他順著那地道蜿蜒而上,但覺腳下潮濕之極,粘粘滑滑地,似有無數青苔遍布其間,稍不留神,便滑倒在地。彎彎曲曲走了數十丈後,便見到一處小小的天窗,那光亮正是出自其中。

燕然有些興奮,心想,莫非這便是傳說中的藏寶秘洞?忙湊前往那天窗裏麵瞧去,卻不想剛一上前,便有一股惡臭撲鼻而來。

定睛一看,天窗裏麵非但不是個寶庫,反而臭得要命,就好像是豬圈裏那種臭氣,直讓人惡心欲嘔。

裏麵是一間大理石砌成的房屋,原本布置應該是金碧輝煌,可現在卻已經完全變了模樣。那些繡著金花的紅幔,幾乎都變成了烏黑的抹布,痰盂、便桶、盛著剩菜剩飯的鍋碗,雜亂無章地堆得到處都是。

牆壁上,地板上,卻到處都鋪滿了破舊的劍譜。一個披頭散發、臭不可聞的男人,就坐在地板上,看著這些劍譜,有時彷佛已看得出神,有時忽然跳起來,突地比劃幾下,但燕然也猜不出他比劃的是什麽劍招。

他的人已經瘦得不成人形,而且至少已有幾個月沒洗過澡,一張又髒又瘦的臉上長滿了胡須。他忽然抓起一張劍譜抱在懷裏放聲大笑,忽然又扔掉劍譜失聲痛哭。倘若不是他偶爾回眸時異光閃爍,燕然覺得他一定是個瘋子。

燕然好奇心大起,倏地揮刀斬碎了天窗,狸貓似地落在那人身後。豈知那人看也不看,猶自捧起一本劍譜苦苦思索,口裏念念有詞,也不知在念叨著什麼。

燕然越看越奇,忽然問道:“你是誰?這裏是什麼地方?”那人茫然抬頭,喃喃自語道:“對了,我是誰?我怎麼會在這裏?”

他霍地立起身來,焦躁不安地走來走去,不住地自語道:“我是誰?我怎麼會在這裏?”他捧著自己的頭蹲了下來,痛苦地扯著自己頭發,猶在念叨:“我是誰?我怎麼會在這裏?”

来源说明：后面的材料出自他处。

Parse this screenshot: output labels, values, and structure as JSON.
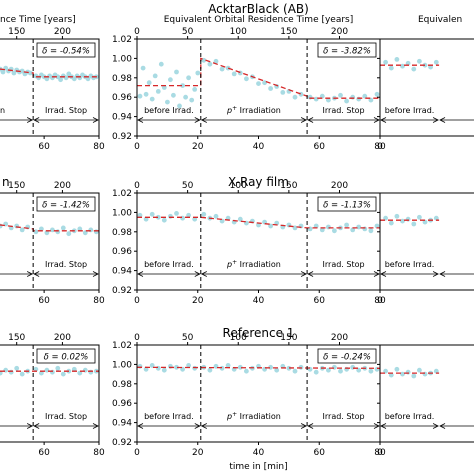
{
  "chart_data": [
    {
      "type": "scatter",
      "panel": "top-left",
      "title": "",
      "top_axis_label": "nce Time [years]",
      "xlabel": "",
      "ylabel": "",
      "top_ticks": [
        150,
        200
      ],
      "x_ticks": [
        60,
        80
      ],
      "delta": "δ = -0.54%",
      "annotations": [
        "n",
        "Irrad. Stop"
      ],
      "irrad_start": null,
      "irrad_stop": 56,
      "xlim": [
        41,
        80
      ],
      "ylim": [
        0.92,
        1.02
      ],
      "fit": [
        {
          "x": 41,
          "y": 0.99
        },
        {
          "x": 56,
          "y": 0.985
        },
        {
          "x": 56,
          "y": 0.981
        },
        {
          "x": 80,
          "y": 0.981
        }
      ],
      "x": [
        42,
        43,
        44,
        45,
        46,
        47,
        48,
        49,
        50,
        51,
        52,
        53,
        54,
        55,
        57,
        58,
        59,
        60,
        61,
        62,
        63,
        64,
        65,
        66,
        67,
        68,
        69,
        70,
        71,
        72,
        73,
        74,
        75,
        76,
        77,
        78,
        79
      ],
      "y": [
        0.991,
        0.988,
        0.989,
        0.986,
        0.99,
        0.987,
        0.989,
        0.985,
        0.988,
        0.986,
        0.987,
        0.984,
        0.986,
        0.985,
        0.982,
        0.98,
        0.983,
        0.981,
        0.979,
        0.982,
        0.98,
        0.983,
        0.981,
        0.978,
        0.982,
        0.98,
        0.984,
        0.981,
        0.979,
        0.982,
        0.98,
        0.983,
        0.981,
        0.979,
        0.982,
        0.98,
        0.981
      ]
    },
    {
      "type": "scatter",
      "panel": "top-middle",
      "title": "AcktarBlack (AB)",
      "top_axis_label": "Equivalent Orbital Residence Time [years]",
      "xlabel": "",
      "ylabel": "",
      "top_ticks": [
        0,
        50,
        100,
        150,
        200
      ],
      "x_ticks": [
        0,
        20,
        40,
        60,
        80
      ],
      "y_ticks": [
        0.92,
        0.94,
        0.96,
        0.98,
        1.0,
        1.02
      ],
      "delta": "δ = -3.82%",
      "annotations": [
        "before Irrad.",
        "p+ Irradiation",
        "Irrad. Stop"
      ],
      "irrad_start": 21,
      "irrad_stop": 56,
      "xlim": [
        0,
        80
      ],
      "ylim": [
        0.92,
        1.02
      ],
      "fit": [
        {
          "x": 0,
          "y": 0.972
        },
        {
          "x": 21,
          "y": 0.972
        },
        {
          "x": 21,
          "y": 1.0
        },
        {
          "x": 56,
          "y": 0.961
        },
        {
          "x": 56,
          "y": 0.959
        },
        {
          "x": 80,
          "y": 0.959
        }
      ],
      "x": [
        1,
        2,
        3,
        4,
        5,
        6,
        7,
        8,
        9,
        10,
        11,
        12,
        13,
        14,
        15,
        16,
        17,
        18,
        19,
        20,
        22,
        24,
        26,
        28,
        30,
        32,
        34,
        36,
        38,
        40,
        42,
        44,
        46,
        48,
        50,
        52,
        54,
        57,
        59,
        61,
        63,
        65,
        67,
        69,
        71,
        73,
        75,
        77,
        79
      ],
      "y": [
        0.961,
        0.99,
        0.963,
        0.975,
        0.958,
        0.982,
        0.966,
        0.994,
        0.97,
        0.955,
        0.978,
        0.962,
        0.986,
        0.951,
        0.972,
        0.96,
        0.98,
        0.957,
        0.968,
        0.985,
        0.998,
        0.994,
        0.997,
        0.989,
        0.99,
        0.984,
        0.985,
        0.979,
        0.981,
        0.974,
        0.975,
        0.969,
        0.971,
        0.965,
        0.966,
        0.96,
        0.963,
        0.96,
        0.958,
        0.961,
        0.957,
        0.959,
        0.962,
        0.956,
        0.96,
        0.958,
        0.961,
        0.957,
        0.963
      ]
    },
    {
      "type": "scatter",
      "panel": "top-right",
      "title": "",
      "top_axis_label": "Equivalen",
      "xlabel": "",
      "ylabel": "",
      "x_ticks": [
        0
      ],
      "annotations": [
        "before Irrad."
      ],
      "irrad_start": null,
      "irrad_stop": null,
      "xlim": [
        0,
        80
      ],
      "ylim": [
        0.92,
        1.02
      ],
      "fit": [
        {
          "x": 0,
          "y": 0.993
        },
        {
          "x": 21,
          "y": 0.993
        }
      ],
      "x": [
        2,
        4,
        6,
        8,
        10,
        12,
        14,
        16,
        18,
        20
      ],
      "y": [
        0.996,
        0.99,
        0.999,
        0.992,
        0.995,
        0.989,
        0.997,
        0.993,
        0.991,
        0.996
      ]
    },
    {
      "type": "scatter",
      "panel": "middle-left",
      "title": "n",
      "xlabel": "",
      "ylabel": "",
      "top_ticks": [
        150,
        200
      ],
      "x_ticks": [
        60,
        80
      ],
      "delta": "δ = -1.42%",
      "annotations": [
        "Irrad. Stop"
      ],
      "irrad_start": null,
      "irrad_stop": 56,
      "xlim": [
        41,
        80
      ],
      "ylim": [
        0.92,
        1.02
      ],
      "fit": [
        {
          "x": 41,
          "y": 0.988
        },
        {
          "x": 56,
          "y": 0.983
        },
        {
          "x": 56,
          "y": 0.981
        },
        {
          "x": 80,
          "y": 0.981
        }
      ],
      "x": [
        42,
        44,
        46,
        48,
        50,
        52,
        54,
        57,
        59,
        61,
        63,
        65,
        67,
        69,
        71,
        73,
        75,
        77,
        79
      ],
      "y": [
        0.989,
        0.986,
        0.988,
        0.984,
        0.986,
        0.982,
        0.985,
        0.98,
        0.983,
        0.979,
        0.982,
        0.98,
        0.984,
        0.978,
        0.981,
        0.983,
        0.979,
        0.982,
        0.98
      ]
    },
    {
      "type": "scatter",
      "panel": "middle-middle",
      "title": "X-Ray film",
      "xlabel": "",
      "ylabel": "",
      "top_ticks": [
        0,
        50,
        100,
        150,
        200
      ],
      "x_ticks": [
        0,
        20,
        40,
        60,
        80
      ],
      "y_ticks": [
        0.92,
        0.94,
        0.96,
        0.98,
        1.0,
        1.02
      ],
      "delta": "δ = -1.13%",
      "annotations": [
        "before Irrad.",
        "p+ Irradiation",
        "Irrad. Stop"
      ],
      "irrad_start": 21,
      "irrad_stop": 56,
      "xlim": [
        0,
        80
      ],
      "ylim": [
        0.92,
        1.02
      ],
      "fit": [
        {
          "x": 0,
          "y": 0.995
        },
        {
          "x": 21,
          "y": 0.995
        },
        {
          "x": 56,
          "y": 0.984
        },
        {
          "x": 80,
          "y": 0.984
        }
      ],
      "x": [
        1,
        3,
        5,
        7,
        9,
        11,
        13,
        15,
        17,
        19,
        22,
        24,
        26,
        28,
        30,
        32,
        34,
        36,
        38,
        40,
        42,
        44,
        46,
        48,
        50,
        52,
        54,
        57,
        59,
        61,
        63,
        65,
        67,
        69,
        71,
        73,
        75,
        77,
        79
      ],
      "y": [
        0.997,
        0.993,
        0.998,
        0.995,
        0.992,
        0.996,
        0.999,
        0.994,
        0.997,
        0.993,
        0.998,
        0.994,
        0.996,
        0.991,
        0.994,
        0.99,
        0.993,
        0.989,
        0.991,
        0.987,
        0.99,
        0.986,
        0.989,
        0.985,
        0.987,
        0.984,
        0.986,
        0.983,
        0.986,
        0.982,
        0.985,
        0.981,
        0.984,
        0.987,
        0.982,
        0.985,
        0.983,
        0.981,
        0.986
      ]
    },
    {
      "type": "scatter",
      "panel": "middle-right",
      "title": "",
      "xlabel": "",
      "ylabel": "",
      "x_ticks": [
        0
      ],
      "annotations": [
        "before Irrad."
      ],
      "irrad_start": null,
      "irrad_stop": null,
      "xlim": [
        0,
        80
      ],
      "ylim": [
        0.92,
        1.02
      ],
      "fit": [
        {
          "x": 0,
          "y": 0.992
        },
        {
          "x": 21,
          "y": 0.992
        }
      ],
      "x": [
        2,
        4,
        6,
        8,
        10,
        12,
        14,
        16,
        18,
        20
      ],
      "y": [
        0.994,
        0.989,
        0.996,
        0.991,
        0.993,
        0.988,
        0.995,
        0.99,
        0.992,
        0.994
      ]
    },
    {
      "type": "scatter",
      "panel": "bottom-left",
      "title": "",
      "xlabel": "",
      "ylabel": "",
      "top_ticks": [
        150,
        200
      ],
      "x_ticks": [
        60,
        80
      ],
      "delta": "δ = 0.02%",
      "annotations": [
        "Irrad. Stop"
      ],
      "irrad_start": null,
      "irrad_stop": 56,
      "xlim": [
        41,
        80
      ],
      "ylim": [
        0.92,
        1.02
      ],
      "fit": [
        {
          "x": 41,
          "y": 0.993
        },
        {
          "x": 80,
          "y": 0.993
        }
      ],
      "x": [
        42,
        44,
        46,
        48,
        50,
        52,
        54,
        57,
        59,
        61,
        63,
        65,
        67,
        69,
        71,
        73,
        75,
        77,
        79
      ],
      "y": [
        0.995,
        0.991,
        0.994,
        0.992,
        0.996,
        0.99,
        0.993,
        0.995,
        0.991,
        0.994,
        0.992,
        0.996,
        0.99,
        0.993,
        0.995,
        0.991,
        0.994,
        0.992,
        0.993
      ]
    },
    {
      "type": "scatter",
      "panel": "bottom-middle",
      "title": "Reference 1",
      "xlabel": "time in [min]",
      "ylabel": "",
      "top_ticks": [
        0,
        50,
        100,
        150,
        200
      ],
      "x_ticks": [
        0,
        20,
        40,
        60,
        80
      ],
      "y_ticks": [
        0.92,
        0.94,
        0.96,
        0.98,
        1.0,
        1.02
      ],
      "delta": "δ = -0.24%",
      "annotations": [
        "before Irrad.",
        "p+ Irradiation",
        "Irrad. Stop"
      ],
      "irrad_start": 21,
      "irrad_stop": 56,
      "xlim": [
        0,
        80
      ],
      "ylim": [
        0.92,
        1.02
      ],
      "fit": [
        {
          "x": 0,
          "y": 0.997
        },
        {
          "x": 80,
          "y": 0.996
        }
      ],
      "x": [
        1,
        3,
        5,
        7,
        9,
        11,
        13,
        15,
        17,
        19,
        22,
        24,
        26,
        28,
        30,
        32,
        34,
        36,
        38,
        40,
        42,
        44,
        46,
        48,
        50,
        52,
        54,
        57,
        59,
        61,
        63,
        65,
        67,
        69,
        71,
        73,
        75,
        77,
        79
      ],
      "y": [
        0.998,
        0.995,
        0.999,
        0.996,
        0.994,
        0.998,
        0.997,
        0.995,
        0.999,
        0.996,
        0.997,
        0.994,
        0.998,
        0.996,
        0.999,
        0.995,
        0.997,
        0.993,
        0.996,
        0.998,
        0.995,
        0.997,
        0.994,
        0.998,
        0.996,
        0.993,
        0.997,
        0.995,
        0.992,
        0.996,
        0.994,
        0.997,
        0.993,
        0.995,
        0.997,
        0.994,
        0.996,
        0.993,
        0.995
      ]
    },
    {
      "type": "scatter",
      "panel": "bottom-right",
      "title": "",
      "xlabel": "",
      "ylabel": "",
      "x_ticks": [
        0
      ],
      "annotations": [
        "before Irrad."
      ],
      "irrad_start": null,
      "irrad_stop": null,
      "xlim": [
        0,
        80
      ],
      "ylim": [
        0.92,
        1.02
      ],
      "fit": [
        {
          "x": 0,
          "y": 0.991
        },
        {
          "x": 21,
          "y": 0.991
        }
      ],
      "x": [
        2,
        4,
        6,
        8,
        10,
        12,
        14,
        16,
        18,
        20
      ],
      "y": [
        0.993,
        0.989,
        0.995,
        0.99,
        0.992,
        0.988,
        0.994,
        0.99,
        0.991,
        0.993
      ]
    }
  ],
  "colors": {
    "points": "#a9dbe3",
    "fit": "#d62728",
    "axes": "#000000",
    "box": "#000000"
  }
}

他忽然拎起身前的一把斷劍,狀若癲狂地舞了起來,鬥室之間頓時劍氣如虹,劍光似雪如電。燕然越看越驚,幾次提刀擋過刺來的劍光,怒道:“你瘋了麼?”

那人置之不理,兀自施展著一套聞所未聞卻又綿密如網的劍法,但見劍氣嗤嗤破空之聲愈發淒厲,漫天劍光嗖嗖劃空而過,在鬥室裏每一寸立足之地皆留下了一道井字形的劍光,無數個井字形劍光卻又堆積成一張鋪天蓋地的劍網,一張足以吞噬一切生靈的死亡劍網!霎時間,這間臭哄哄的鬥室竟成了燕然平生所遇的最凶險之地。

燕然無可奈何,見那人如癲似狂,也不忍心近身搶攻,隻得打起渾身精神,將一把長刀舞得是針紮不進水潑不進。但一味采用守勢,並非穩妥之策,漸漸地便被那無數井字形劍光逼到了牆角。

那人舞得興起,全身上下真氣激蕩,那井字形劍光亦是越來越綿密,須臾,鬥室裏竟觸目皆是他的劍光,唯見右麵牆角一點青光閃爍,畢竟還是攻不進燕然的長刀裏。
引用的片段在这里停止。